Leyendo «Apprenticeship Patterns» (2)

Sobre comunidades. Negrita mía.

As your group grows, feel free to explore a wide and bizarre range of topics until you have a core group of irregulars. Over time, that self-selected group of irregulars will define the nature of your group. You won’t always have the same people attending every fortnight—that’s what makes them irregulars. Groups like the Extreme Tuesday Club have a few hundred “members”; on any given Tuesday there will only be a dozen or so people in attendance. If your group becomes large enough and energetic enough, it will sustain itself even when you are not there. That’s when you know you have a community.

Leyendo «Apprenticeship Patterns» (1)

Estoy leyendo Apprenticeship Patterns, de Dave Hoover y Adewale Oshineye. Es un libro que me recomendó Arturo Herrero, cosa que le agradezco (también le debo una lista de mis lecturas, que no tardará demasiado). La versión online y comentada del libro está disponible de forma gratuita.
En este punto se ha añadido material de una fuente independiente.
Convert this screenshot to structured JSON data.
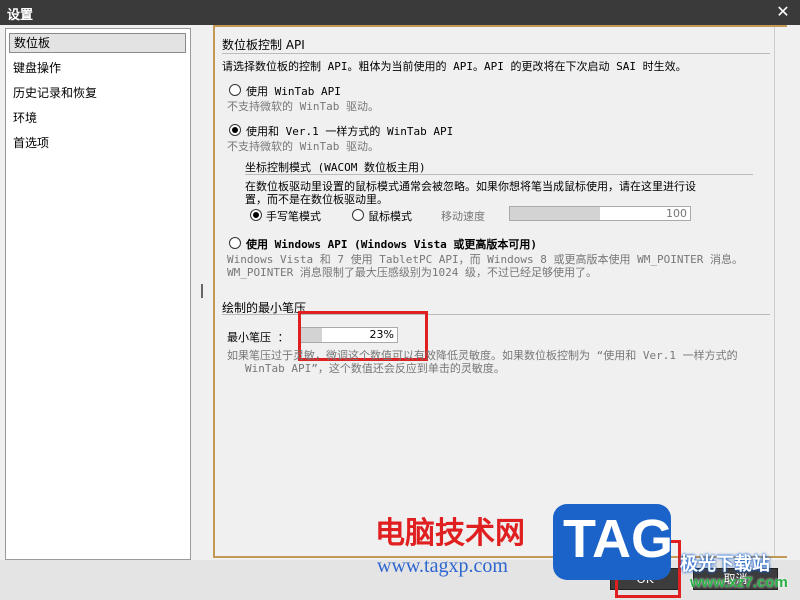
{
  "window": {
    "title": "设置"
  },
  "sidebar": {
    "items": [
      {
        "label": "数位板"
      },
      {
        "label": "键盘操作"
      },
      {
        "label": "历史记录和恢复"
      },
      {
        "label": "环境"
      },
      {
        "label": "首选项"
      }
    ]
  },
  "tablet_api": {
    "section_title": "数位板控制 API",
    "description": "请选择数位板的控制 API。粗体为当前使用的 API。API 的更改将在下次启动 SAI 时生效。",
    "option1": {
      "label": "使用 WinTab API",
      "note": "不支持微软的 WinTab 驱动。",
      "selected": false
    },
    "option2": {
      "label": "使用和 Ver.1 一样方式的 WinTab API",
      "note": "不支持微软的 WinTab 驱动。",
      "selected": true
    },
    "coord": {
      "title": "坐标控制模式 (WACOM 数位板主用)",
      "desc_line1": "在数位板驱动里设置的鼠标模式通常会被忽略。如果你想将笔当成鼠标使用，请在这里进行设",
      "desc_line2": "置，而不是在数位板驱动里。",
      "mode_pen": "手写笔模式",
      "mode_mouse": "鼠标模式",
      "speed_label": "移动速度",
      "speed_value": "100",
      "speed_fraction": 0.5
    },
    "option3": {
      "label": "使用 Windows API (Windows Vista 或更高版本可用)",
      "note_line1": "Windows Vista 和 7 使用 TabletPC API，而 Windows 8 或更高版本使用 WM_POINTER 消息。",
      "note_line2": "WM_POINTER 消息限制了最大压感级别为1024 级，不过已经足够使用了。",
      "selected": false
    }
  },
  "min_pressure": {
    "section_title": "绘制的最小笔压",
    "label": "最小笔压 ：",
    "value": "23%",
    "fraction": 0.23,
    "hint_line1": "如果笔压过于灵敏，微调这个数值可以有效降低灵敏度。如果数位板控制为 “使用和 Ver.1 一样方式的",
    "hint_line2": "WinTab API”，这个数值还会反应到单击的灵敏度。"
  },
  "buttons": {
    "ok": "OK",
    "cancel": "取消"
  },
  "watermark": {
    "text1": "电脑技术网",
    "url": "www.tagxp.com",
    "logo": "TAG",
    "site": "极光下载站",
    "site_url": "www.xz7.com"
  },
  "colors": {
    "accent": "#c39a55",
    "highlight": "#e02020",
    "titlebar": "#3a3a3a"
  }
}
A lo largo de los próximos días, voy a ir citando los párrafos que más me han llamado la atención. Éste es el primero.

Expertise is a by-product of the long road we’re all on, but it is not the destination. Over the course of their journey, craftsmen will work with countless technologies and domains. If, through necessity or interest, they Dig Deeper and develop expertise in one or more of these technologies, so much the better. This is to be expected, just as the runner training for a marathon develops stronger leg muscles. She’s not training to have strong legs; she’s training to run. Like the motivated developer who after working on a Python project for two years achieves a deep knowledge of Python, the marathon runner’s strong leg muscles are a means, not an end.

Me parece un párrafo que resuelve muy bien la aparente diconomía entre especialistas y generalistas.